Прям все. А что ты смеешься? (Смеется) Ну, а что я могу поделать, если так. (Пауза) Понятно стало мне еще в прошлом году (в прошлом учебном году), что случайный человек не придет ко мне. (Улыбается) Почему-то. Вот. Все как на подбор. Болит все то же, что и у нас. (Пауза) И от этого страшно. И мне иногда стыдно, что я позволяю себе убиваться в какие-то моменты и переживать там, мучиться. Мы с Линор Горалик говорили о том, что у детей, но они хоть и не дети, а кобылы огромные, но все равно, там в 15-16 лет у тебя, может быть, в первый раз — ты очумело вообще, сумасшедше влюбился, и ты вообще не знаешь, что с этим делать. Допустим, это безответно. И у тебя нет такой опции, которая тебе скажет: «Дина, ты уже влюблялась так 85 раз. И ты не сдохла. Ты это пережила. Тебе казалось, что ты сдохнешь, но ты это смогла пережить, и вот в этот 86 раз ты тоже не сдохнешь. Поверь мне». Вот. У них этой опции нет. И мне очень страшно иногда сидеть с ними, у меня прям сердце разрывается просто, когда я понимаю, что вот…. у них просто зашкаливает, запределье какое-то. И я могу только смиренно как-то рядом быть, пыхтеть, шептать, что-то там про кино говорить и другой рукой как-то пытаться поддерживать, чтобы они этого не замечали. Вот.
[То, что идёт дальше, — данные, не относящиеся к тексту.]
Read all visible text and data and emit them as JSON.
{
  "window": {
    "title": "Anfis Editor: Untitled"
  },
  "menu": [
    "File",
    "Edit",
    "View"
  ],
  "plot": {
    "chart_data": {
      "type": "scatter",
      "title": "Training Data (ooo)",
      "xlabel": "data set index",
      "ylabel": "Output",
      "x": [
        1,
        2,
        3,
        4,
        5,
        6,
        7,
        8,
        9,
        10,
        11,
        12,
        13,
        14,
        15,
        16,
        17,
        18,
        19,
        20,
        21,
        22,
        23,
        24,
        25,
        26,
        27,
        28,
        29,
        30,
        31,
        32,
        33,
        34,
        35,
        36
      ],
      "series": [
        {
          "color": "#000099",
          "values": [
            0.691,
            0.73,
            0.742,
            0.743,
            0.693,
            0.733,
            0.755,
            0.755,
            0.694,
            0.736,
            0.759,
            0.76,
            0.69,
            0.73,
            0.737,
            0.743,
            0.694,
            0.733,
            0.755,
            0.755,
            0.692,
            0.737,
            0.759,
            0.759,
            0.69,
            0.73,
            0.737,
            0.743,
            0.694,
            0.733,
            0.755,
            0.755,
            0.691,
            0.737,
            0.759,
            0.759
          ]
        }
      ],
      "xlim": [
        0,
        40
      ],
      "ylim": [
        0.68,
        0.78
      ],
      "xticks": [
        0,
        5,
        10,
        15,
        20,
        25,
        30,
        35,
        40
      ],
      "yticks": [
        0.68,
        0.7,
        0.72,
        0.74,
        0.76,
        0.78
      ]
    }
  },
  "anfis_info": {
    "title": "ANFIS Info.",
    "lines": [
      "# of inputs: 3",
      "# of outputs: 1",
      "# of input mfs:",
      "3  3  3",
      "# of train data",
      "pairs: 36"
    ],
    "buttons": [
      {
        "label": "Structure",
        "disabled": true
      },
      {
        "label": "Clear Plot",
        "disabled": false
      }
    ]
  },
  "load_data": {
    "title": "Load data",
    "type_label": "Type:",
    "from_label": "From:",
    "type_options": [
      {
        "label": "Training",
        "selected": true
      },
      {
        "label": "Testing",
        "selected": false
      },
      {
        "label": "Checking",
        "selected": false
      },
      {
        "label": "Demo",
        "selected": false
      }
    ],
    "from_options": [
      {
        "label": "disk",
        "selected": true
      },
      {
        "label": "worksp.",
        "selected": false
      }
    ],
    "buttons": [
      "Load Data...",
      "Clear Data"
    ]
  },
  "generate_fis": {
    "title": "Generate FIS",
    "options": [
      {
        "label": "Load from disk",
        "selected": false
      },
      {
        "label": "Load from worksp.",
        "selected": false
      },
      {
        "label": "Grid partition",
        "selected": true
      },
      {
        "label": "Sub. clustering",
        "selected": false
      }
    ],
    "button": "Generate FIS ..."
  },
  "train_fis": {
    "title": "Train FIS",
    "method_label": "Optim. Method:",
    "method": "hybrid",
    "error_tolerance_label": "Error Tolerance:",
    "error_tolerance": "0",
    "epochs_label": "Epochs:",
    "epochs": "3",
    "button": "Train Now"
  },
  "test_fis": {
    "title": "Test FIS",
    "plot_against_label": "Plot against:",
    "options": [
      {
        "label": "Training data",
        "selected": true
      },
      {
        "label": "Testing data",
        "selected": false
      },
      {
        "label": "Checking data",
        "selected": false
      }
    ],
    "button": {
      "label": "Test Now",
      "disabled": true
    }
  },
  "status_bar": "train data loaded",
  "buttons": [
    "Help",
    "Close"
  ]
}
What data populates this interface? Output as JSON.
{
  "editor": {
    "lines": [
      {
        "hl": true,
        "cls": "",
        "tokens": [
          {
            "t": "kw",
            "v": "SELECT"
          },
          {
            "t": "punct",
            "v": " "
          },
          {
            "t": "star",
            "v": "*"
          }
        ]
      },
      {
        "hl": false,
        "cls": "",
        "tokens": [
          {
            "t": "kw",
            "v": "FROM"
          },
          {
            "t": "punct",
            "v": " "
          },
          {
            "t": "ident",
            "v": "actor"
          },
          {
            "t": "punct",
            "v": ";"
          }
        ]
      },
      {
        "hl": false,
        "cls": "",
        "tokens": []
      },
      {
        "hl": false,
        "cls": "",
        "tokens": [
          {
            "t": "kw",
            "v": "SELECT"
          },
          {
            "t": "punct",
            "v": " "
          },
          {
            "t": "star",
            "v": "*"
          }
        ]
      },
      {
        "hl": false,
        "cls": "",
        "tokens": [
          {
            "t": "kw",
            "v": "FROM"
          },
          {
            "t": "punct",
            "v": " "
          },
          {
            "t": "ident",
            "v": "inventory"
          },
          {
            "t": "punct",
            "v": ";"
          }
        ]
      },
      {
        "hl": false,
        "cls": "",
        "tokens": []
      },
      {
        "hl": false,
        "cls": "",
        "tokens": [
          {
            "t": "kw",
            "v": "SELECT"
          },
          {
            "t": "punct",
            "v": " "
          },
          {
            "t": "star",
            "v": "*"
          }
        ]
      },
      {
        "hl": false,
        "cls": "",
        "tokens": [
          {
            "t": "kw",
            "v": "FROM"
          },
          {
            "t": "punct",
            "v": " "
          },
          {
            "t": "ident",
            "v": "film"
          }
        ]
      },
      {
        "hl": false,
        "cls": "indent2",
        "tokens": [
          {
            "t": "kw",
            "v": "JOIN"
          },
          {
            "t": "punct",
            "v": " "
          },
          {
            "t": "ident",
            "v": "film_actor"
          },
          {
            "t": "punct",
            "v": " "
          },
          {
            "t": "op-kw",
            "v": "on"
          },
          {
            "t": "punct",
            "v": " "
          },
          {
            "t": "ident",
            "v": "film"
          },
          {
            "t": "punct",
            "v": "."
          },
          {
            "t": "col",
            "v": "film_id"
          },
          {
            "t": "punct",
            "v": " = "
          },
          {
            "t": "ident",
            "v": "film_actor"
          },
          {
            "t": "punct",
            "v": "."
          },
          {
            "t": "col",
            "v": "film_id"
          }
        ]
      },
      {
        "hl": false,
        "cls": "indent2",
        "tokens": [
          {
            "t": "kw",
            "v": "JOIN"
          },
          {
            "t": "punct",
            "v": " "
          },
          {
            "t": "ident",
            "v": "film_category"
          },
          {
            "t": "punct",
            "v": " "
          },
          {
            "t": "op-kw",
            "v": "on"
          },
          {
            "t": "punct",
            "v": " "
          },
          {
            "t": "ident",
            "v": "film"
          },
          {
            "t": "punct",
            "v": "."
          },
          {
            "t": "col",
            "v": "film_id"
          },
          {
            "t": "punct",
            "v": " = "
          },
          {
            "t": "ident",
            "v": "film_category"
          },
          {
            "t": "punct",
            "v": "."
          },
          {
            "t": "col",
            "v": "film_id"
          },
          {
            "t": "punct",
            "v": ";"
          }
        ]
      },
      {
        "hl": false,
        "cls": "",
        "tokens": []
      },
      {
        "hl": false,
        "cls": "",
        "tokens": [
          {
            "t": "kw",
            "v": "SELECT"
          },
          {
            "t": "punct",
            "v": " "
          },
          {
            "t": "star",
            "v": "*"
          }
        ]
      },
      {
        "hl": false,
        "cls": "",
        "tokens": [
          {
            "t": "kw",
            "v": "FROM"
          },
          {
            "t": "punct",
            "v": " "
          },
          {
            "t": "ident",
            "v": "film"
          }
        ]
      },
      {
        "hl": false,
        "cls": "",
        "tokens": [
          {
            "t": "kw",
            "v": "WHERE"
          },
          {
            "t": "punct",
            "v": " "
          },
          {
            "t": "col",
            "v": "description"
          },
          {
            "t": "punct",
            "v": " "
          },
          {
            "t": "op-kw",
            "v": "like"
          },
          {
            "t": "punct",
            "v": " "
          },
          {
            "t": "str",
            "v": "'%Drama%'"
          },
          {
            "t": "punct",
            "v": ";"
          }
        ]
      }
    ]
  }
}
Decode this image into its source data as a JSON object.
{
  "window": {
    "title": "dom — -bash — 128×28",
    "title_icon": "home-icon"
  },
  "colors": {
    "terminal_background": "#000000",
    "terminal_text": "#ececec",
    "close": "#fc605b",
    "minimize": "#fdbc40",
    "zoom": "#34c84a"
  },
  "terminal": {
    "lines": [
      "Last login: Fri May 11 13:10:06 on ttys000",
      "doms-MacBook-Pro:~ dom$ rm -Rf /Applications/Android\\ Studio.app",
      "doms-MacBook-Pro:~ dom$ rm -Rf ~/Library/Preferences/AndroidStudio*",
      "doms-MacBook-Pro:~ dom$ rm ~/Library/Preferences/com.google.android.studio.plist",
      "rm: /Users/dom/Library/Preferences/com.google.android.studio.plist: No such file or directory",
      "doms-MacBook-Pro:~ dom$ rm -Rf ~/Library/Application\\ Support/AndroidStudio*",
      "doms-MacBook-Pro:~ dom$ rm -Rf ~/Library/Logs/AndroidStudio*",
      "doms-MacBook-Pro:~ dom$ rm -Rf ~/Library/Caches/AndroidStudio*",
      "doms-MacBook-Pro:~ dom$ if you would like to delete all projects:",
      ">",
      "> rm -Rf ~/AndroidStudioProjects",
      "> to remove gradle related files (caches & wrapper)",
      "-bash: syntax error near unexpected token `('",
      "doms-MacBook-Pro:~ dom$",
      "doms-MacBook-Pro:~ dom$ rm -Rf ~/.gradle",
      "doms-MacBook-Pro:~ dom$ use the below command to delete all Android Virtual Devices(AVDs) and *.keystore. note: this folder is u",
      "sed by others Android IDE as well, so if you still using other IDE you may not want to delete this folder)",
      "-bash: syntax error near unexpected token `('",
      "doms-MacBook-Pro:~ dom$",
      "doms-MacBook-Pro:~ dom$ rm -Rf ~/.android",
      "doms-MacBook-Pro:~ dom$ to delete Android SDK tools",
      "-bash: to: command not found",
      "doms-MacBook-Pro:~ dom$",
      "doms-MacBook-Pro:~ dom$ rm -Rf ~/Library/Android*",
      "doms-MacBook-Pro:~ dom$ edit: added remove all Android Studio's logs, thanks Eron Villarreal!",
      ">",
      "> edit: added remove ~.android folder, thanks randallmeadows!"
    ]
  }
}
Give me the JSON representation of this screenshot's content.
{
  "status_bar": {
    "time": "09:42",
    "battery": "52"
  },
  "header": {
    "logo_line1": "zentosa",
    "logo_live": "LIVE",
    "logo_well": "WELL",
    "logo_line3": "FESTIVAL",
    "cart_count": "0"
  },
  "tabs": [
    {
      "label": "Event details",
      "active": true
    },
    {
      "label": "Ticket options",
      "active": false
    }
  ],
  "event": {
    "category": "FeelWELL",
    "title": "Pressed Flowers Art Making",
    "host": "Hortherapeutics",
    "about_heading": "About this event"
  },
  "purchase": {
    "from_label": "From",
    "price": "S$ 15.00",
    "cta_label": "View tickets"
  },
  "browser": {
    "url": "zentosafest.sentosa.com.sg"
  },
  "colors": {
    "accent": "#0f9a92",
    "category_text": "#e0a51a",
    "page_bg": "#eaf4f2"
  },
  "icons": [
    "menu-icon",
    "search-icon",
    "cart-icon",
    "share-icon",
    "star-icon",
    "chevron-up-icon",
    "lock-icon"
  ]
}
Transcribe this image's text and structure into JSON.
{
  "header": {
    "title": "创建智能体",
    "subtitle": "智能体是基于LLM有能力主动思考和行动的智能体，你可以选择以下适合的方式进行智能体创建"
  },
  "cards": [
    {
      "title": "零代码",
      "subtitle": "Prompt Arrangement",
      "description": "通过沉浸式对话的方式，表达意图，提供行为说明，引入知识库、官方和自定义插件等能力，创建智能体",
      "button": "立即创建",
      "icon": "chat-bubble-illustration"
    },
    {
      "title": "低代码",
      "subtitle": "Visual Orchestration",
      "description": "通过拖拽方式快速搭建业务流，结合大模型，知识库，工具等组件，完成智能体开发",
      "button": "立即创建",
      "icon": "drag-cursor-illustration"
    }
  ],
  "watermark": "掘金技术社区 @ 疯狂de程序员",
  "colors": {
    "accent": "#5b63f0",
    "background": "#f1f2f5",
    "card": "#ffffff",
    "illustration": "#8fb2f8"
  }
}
То есть они тебе рассказывают все самое…сокровенное?
Как-то так получается, да. (Вздыхает) Ну, и я им рассказываю. Но а по-другому как? Если мы снимаем про то, что больше всего болит… то они вынуждены.
Ты им говоришь, что нужно снимать о том, что болит?
Да нет, я особо им не говорю… Ну как, смотри. Я даю им первую тему, которая у меня болит. (Смеется) Но в итоге она болит-то у всех. Я не знаю, как это вдруг мне в голову пришло и насколько это правильно-неправильно. Но я даю им первую тему «Моя семья». Для меня она вскрывающая запредельно, а кажется, что очень простая. Кажется, ну что тут? Мне практически все сразу говорят, что, слушайте, да мне снимать вообще нечего, у меня самая обыкновенная семья! Я говорю: ну, и хорошо, вот и поснимай, начни и что-нибудь принеси. В итоге после первой-второй съемки они приходят просто ошеломленные и говорят: «Господи, я думал, у меня нормальная семья, и тут я ПОСМОТРЕЛ». (Смеется)
И очень, мне кажется, сильные фильмы они делают про семью. Но я им даю это, с одной стороны, чтобы помочь, потому что вся эта «зона змеи»… А тут ты сразу уже в ней. Кому-то трудно сразу взять и поехать там куда-то, к незнакомым людям, а я говорю: ребят, ну вот тут вы уже не отмажетесь, вы уже не можете мне говорить, что вы две недели ничего не снимаете, потому что вы до своей троюродной бабушки доехать не можете… в Таджикистан. Вот вы каждый день видите своих родителей, худо-бедно по пять минут в день вынужденно с ними пересекаетесь, и вам никуда не деться, вы можете поставить камеру, и никакого у вас оправдания нет для того, чтобы не снимать.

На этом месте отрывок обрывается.